Mode in den 90ern und in der DDR, die dunkle Seite der Wiener Aktionisten und Tilda Swinton als cholerische Kunstkritikerin: Das sind unsere Filmtipps des Monats


Die Befreiung aus der Kommune von Otto Muehl

Es ist Sommer, ewiger Sommer. Die 14-jährige Jeanne (Jana McKinnon) balanciert einen Schmetterling auf den Fingern, sie und die anderen Kids baden im See, malen, spielen, reiten. Dazu: Performances und Kunsttherapie den lieben langen Tag. Doch schon der Filmtitel widerspricht: "Servus Papa, See You in Hell". Papa, das ist Otto (Clemens Schick), Oberguru einer Lebensgemeinschaft und Künstlerkolonie auf einer Insel, die in Wahrheit keine ist. Es braucht Zeit, Standfestigkeit und Mut, um das falsche Paradies als solches zu durchschauen. 

Auch davon, von einer Befreiung, erzählt der Film, den Christopher Roth über Umfeld und Opfer des Missbrauchstäters, Aktionskünstlers und Kommunengründers Otto Muehl (1925-2013) drehte. Das Drehbuch schrieben Roth und Jeanne Tremsal, die im Film ihre eigene Mutter spielt.

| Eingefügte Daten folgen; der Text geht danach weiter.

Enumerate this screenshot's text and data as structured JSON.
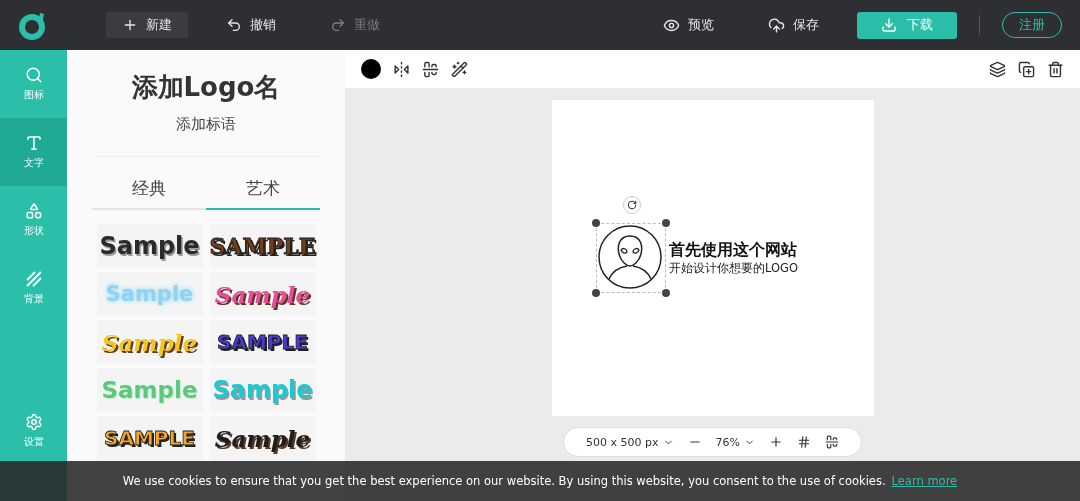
{
  "topbar": {
    "buttons": [
      {
        "label": "新建",
        "kind": "new",
        "disabled": false
      },
      {
        "label": "撤销",
        "kind": "undo",
        "disabled": false
      },
      {
        "label": "重做",
        "kind": "redo",
        "disabled": true
      }
    ],
    "actions": [
      {
        "label": "预览",
        "kind": "preview"
      },
      {
        "label": "保存",
        "kind": "save"
      }
    ],
    "download": "下载",
    "register": "注册"
  },
  "rail": {
    "items": [
      {
        "label": "图标",
        "kind": "icons",
        "selected": false
      },
      {
        "label": "文字",
        "kind": "text",
        "selected": true
      },
      {
        "label": "形状",
        "kind": "shapes",
        "selected": false
      },
      {
        "label": "背景",
        "kind": "background",
        "selected": false
      }
    ],
    "settings": "设置"
  },
  "panel": {
    "title": "添加Logo名",
    "subtitle": "添加标语",
    "tabs": [
      {
        "label": "经典",
        "selected": false
      },
      {
        "label": "艺术",
        "selected": true
      }
    ],
    "styles": [
      {
        "text": "Sample",
        "kind": "outline",
        "color": "#2a2a2a"
      },
      {
        "text": "SAMPLE",
        "kind": "serif",
        "color": "#7a3e12"
      },
      {
        "text": "Sample",
        "kind": "glow",
        "color": "#8fd3f4"
      },
      {
        "text": "Sample",
        "kind": "script",
        "color": "#e84c9a"
      },
      {
        "text": "Sample",
        "kind": "script",
        "color": "#f7c520"
      },
      {
        "text": "SAMPLE",
        "kind": "block",
        "color": "#4a3ad8"
      },
      {
        "text": "Sample",
        "kind": "soft",
        "color": "#5cc97a"
      },
      {
        "text": "Sample",
        "kind": "outline",
        "color": "#1bc9d0"
      },
      {
        "text": "SAMPLE",
        "kind": "block",
        "color": "#f5a623"
      },
      {
        "text": "Sample",
        "kind": "script",
        "color": "#1e1e1e"
      }
    ]
  },
  "canvas": {
    "logo": {
      "title": "首先使用这个网站",
      "tagline": "开始设计你想要的LOGO",
      "selected": true
    },
    "size": "500 x 500 px",
    "zoom": "76%"
  },
  "cookie": {
    "message": "We use cookies to ensure that you get the best experience on our website. By using this website, you consent to the use of cookies.",
    "link": "Learn more"
  }
}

Fesselnd erzählt der Film von Gemeinschaftsgefühl, Gruppenterror und dem Aufstand der Kinder; mit Julia Hummer, Aenne Schwarz, Dirk von Lowtzow, Hanns Zischler und Helene Hegemann ist das Drama bis in die Nebenrollen stark besetzt.

"Servus Papa, See You in Hell", Arte-Mediathek, bis 24. Oktober

Filmstill "Servus Papa, See You In Hell"
Foto: © Port au Prince Pictures / Lydia Richter

Filmstill aus "Servus Papa, See You in Hell"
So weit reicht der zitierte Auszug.